5. Bake for 1 1/2 hours or until very dry and crisp. It may very lightly brown. Cool pans completely on racks. Dacquoise is ready to use. Take care not to break round discs as you peel them from parchment. It is best to place them on 8-inch cardboards right away to protect them. Dacquoise may be stored in an airtight container until needed, up to 3 weeks ahead. (The extras can be stored in pieces).

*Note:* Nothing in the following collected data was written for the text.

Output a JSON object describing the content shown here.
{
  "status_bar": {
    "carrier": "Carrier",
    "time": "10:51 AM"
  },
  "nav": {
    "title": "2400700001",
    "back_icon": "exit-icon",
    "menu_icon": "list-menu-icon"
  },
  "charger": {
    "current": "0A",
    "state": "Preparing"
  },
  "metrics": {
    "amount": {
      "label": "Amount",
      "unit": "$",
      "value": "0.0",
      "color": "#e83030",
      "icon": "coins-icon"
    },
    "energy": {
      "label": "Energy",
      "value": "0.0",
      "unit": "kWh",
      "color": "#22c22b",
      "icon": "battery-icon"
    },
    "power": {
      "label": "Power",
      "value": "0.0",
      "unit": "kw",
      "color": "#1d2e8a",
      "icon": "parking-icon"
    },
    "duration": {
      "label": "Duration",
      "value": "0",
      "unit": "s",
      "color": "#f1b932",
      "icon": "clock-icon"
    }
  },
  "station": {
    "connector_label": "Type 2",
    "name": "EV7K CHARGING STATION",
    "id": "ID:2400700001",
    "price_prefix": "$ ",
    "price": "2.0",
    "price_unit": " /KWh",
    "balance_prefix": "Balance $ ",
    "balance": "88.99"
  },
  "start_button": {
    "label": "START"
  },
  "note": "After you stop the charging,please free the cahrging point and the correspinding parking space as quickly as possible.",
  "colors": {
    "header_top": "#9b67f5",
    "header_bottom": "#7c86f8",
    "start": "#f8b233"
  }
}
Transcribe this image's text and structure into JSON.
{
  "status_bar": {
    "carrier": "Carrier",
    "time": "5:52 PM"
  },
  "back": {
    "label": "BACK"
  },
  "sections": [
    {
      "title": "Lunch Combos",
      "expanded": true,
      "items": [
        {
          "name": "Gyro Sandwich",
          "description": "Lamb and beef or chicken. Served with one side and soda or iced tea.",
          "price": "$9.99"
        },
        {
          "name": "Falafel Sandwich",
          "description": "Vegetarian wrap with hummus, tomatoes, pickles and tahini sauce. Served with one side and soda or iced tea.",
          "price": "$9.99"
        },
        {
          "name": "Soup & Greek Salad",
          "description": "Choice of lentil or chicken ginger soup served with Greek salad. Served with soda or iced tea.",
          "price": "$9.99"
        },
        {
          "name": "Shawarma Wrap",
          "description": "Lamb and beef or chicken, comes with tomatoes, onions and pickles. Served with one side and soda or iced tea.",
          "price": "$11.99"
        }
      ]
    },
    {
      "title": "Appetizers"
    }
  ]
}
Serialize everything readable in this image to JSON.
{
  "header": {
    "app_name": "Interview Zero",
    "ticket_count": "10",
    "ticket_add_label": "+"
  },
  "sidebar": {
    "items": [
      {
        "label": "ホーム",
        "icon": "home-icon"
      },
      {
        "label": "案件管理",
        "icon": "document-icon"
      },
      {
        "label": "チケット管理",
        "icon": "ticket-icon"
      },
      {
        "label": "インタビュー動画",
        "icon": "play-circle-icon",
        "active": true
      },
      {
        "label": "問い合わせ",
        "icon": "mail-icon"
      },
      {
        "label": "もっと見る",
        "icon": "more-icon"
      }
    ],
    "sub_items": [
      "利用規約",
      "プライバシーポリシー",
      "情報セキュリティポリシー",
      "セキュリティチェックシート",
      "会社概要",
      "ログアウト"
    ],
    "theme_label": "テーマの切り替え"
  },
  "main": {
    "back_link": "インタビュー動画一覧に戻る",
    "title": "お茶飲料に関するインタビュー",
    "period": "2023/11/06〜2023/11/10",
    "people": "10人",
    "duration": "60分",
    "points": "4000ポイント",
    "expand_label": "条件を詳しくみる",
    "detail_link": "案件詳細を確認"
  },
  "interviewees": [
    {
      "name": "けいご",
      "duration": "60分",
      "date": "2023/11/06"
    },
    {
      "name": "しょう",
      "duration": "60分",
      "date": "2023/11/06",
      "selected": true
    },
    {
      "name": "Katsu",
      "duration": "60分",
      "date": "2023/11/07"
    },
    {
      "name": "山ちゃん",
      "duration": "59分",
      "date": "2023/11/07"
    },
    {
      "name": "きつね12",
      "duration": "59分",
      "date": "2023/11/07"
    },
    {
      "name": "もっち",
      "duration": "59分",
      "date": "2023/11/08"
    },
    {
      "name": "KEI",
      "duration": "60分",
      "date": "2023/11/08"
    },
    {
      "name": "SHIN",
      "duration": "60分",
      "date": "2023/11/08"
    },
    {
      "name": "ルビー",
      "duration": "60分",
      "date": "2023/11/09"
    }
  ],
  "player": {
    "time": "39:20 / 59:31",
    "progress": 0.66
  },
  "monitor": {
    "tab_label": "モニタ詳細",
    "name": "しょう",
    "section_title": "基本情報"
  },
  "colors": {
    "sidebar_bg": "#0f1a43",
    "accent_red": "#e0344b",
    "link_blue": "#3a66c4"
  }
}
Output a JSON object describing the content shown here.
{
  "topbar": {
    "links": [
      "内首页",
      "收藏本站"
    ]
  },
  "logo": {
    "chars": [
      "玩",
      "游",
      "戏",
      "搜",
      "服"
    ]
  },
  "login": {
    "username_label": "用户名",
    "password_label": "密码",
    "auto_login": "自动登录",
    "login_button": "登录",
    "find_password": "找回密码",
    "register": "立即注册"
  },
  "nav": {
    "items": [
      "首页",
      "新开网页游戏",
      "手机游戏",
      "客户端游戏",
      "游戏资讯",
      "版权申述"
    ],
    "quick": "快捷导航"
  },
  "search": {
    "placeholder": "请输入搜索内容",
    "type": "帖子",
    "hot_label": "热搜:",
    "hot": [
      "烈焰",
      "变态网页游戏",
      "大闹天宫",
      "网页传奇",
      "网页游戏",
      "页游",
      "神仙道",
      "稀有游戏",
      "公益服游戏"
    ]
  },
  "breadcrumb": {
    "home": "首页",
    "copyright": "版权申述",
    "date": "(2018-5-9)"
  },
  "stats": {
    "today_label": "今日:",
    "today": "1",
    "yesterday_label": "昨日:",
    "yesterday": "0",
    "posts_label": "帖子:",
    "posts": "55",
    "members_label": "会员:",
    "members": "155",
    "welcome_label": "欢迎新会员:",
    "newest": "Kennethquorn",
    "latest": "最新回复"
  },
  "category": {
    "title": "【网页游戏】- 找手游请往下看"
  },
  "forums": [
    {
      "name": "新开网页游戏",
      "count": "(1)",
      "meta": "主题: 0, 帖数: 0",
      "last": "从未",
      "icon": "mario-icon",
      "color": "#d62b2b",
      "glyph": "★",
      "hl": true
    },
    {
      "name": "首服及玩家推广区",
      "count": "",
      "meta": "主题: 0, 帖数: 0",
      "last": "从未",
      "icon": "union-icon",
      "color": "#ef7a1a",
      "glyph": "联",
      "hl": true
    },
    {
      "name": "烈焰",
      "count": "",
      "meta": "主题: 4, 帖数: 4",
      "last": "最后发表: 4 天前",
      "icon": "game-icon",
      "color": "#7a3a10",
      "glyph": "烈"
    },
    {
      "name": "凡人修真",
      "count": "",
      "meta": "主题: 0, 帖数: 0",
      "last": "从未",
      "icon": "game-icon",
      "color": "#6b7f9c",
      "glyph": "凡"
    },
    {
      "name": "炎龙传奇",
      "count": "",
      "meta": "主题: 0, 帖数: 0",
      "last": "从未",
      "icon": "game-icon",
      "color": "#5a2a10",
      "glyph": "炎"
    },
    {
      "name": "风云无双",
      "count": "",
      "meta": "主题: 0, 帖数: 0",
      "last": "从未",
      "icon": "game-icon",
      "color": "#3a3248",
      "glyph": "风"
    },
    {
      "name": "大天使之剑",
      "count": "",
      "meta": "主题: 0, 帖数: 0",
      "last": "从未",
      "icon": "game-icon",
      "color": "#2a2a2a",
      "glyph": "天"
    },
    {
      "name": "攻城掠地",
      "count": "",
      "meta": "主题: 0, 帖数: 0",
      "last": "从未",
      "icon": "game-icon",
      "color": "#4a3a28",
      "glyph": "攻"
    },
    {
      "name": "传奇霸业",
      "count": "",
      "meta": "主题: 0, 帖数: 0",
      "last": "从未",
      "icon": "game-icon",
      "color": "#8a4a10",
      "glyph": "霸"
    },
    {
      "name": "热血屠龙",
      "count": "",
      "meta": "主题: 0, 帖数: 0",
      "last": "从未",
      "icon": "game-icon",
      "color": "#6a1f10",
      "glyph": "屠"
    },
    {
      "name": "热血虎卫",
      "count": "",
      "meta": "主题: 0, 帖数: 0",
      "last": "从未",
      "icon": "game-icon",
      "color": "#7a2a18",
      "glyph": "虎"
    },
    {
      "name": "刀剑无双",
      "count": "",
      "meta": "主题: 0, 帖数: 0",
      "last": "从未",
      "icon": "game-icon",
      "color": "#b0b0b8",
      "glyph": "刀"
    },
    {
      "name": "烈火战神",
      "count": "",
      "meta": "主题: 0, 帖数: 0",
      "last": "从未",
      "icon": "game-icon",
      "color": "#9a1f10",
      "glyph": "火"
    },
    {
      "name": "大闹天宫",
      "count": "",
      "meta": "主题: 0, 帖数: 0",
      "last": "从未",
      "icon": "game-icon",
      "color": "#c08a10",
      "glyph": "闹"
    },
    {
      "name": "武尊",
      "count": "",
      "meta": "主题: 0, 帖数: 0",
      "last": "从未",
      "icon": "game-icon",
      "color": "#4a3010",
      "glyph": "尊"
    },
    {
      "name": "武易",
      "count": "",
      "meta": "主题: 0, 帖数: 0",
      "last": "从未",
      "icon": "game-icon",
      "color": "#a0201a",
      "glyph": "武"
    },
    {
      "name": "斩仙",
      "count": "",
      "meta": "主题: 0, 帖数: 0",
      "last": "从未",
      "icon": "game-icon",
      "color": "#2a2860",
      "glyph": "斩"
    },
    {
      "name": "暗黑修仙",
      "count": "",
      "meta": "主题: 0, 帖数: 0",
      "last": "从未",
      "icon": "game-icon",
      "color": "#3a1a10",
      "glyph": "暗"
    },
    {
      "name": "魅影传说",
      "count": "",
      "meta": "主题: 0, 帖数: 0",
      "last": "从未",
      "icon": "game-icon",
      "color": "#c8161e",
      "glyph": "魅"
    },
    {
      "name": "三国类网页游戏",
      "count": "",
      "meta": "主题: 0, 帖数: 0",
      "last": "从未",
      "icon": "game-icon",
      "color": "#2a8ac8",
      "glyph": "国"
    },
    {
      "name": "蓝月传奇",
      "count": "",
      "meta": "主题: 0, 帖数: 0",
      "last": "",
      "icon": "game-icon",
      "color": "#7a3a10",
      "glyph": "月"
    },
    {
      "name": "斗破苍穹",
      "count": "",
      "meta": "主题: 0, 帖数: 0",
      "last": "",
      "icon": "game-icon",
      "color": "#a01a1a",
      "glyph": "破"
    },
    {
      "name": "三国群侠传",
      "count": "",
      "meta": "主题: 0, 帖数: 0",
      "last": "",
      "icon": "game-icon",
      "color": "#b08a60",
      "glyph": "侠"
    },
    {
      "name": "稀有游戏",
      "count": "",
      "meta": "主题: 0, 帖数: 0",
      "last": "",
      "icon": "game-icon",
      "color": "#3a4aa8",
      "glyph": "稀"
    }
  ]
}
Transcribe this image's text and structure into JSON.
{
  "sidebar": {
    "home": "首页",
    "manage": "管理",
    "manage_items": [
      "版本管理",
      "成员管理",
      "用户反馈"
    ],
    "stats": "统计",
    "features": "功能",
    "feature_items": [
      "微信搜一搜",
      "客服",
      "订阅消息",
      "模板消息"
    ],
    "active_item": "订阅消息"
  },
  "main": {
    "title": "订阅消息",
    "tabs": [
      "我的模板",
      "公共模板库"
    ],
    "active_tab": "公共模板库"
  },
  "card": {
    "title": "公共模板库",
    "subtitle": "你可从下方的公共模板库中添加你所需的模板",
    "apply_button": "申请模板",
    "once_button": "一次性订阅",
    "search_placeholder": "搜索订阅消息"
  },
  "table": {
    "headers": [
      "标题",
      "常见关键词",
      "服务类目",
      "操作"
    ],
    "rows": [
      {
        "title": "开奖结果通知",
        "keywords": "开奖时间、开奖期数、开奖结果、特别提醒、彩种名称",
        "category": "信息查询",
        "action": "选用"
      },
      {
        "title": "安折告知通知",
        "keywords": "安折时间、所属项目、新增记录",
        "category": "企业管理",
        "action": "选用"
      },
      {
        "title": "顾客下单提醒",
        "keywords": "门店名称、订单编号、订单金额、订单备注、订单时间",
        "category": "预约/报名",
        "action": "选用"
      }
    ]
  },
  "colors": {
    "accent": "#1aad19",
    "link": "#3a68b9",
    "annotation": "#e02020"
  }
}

6. Have two 9-inch cake layers baked and cooled and the buttercream ready to use. Level the cake layers if necessary. Crush extra dacquoise pieces by hand into small pieces; some will be powdery and some should be up to about 1/4-inch sized nuggets. Place crushed dacquoise in wide bowl. Assemble the cake as follows: place one cake layer on a 9-inch cardboard round and sprinkle or brush with half the Kahlua, if using. Allow to soak in, then spread with a layer of espresso buttercream. Next, layer with dacquoise, which will be smaller in diameter, a generous layer of buttercream going to the edges, another layer dacquoise, more buttercream all the way to the edges, last cake layer and brush that with remaining Kahlua. Apply a crumb coat over top and sides. Chill. Apply final coat, thickly on the sides. Hold cake in one hand (using the handy cardboard), hold over bowl with dacquoise and use other hand to scoop up dacquoise and press into sides, covering completely. Place on presentation plate. Use a large star tip to create a top edge border. It must be continuous in order to hold in the ganache, which will be poured on top. Chill. Melt ganache so that it is liquid but not hot. Gently pour in center of cake and allow to flow to edges. Try not to touch it. You can use a small pointy offset spatula to coax the ganche into the very edges near the buttercream border. Chill until serving time, at least 2 hours or overnight. If you want, you can dissolve a bit of gold powder with vodka in a small bowl and paint the Brazil nuts and place them on the cake as shown. Bring to room temperature before serving.

Baker’s Tip: Take advantage of any do-aheads: buttercream can be made way ahead; nuts could be painted a week ahead; cake and dacquoise baked the day before assembly.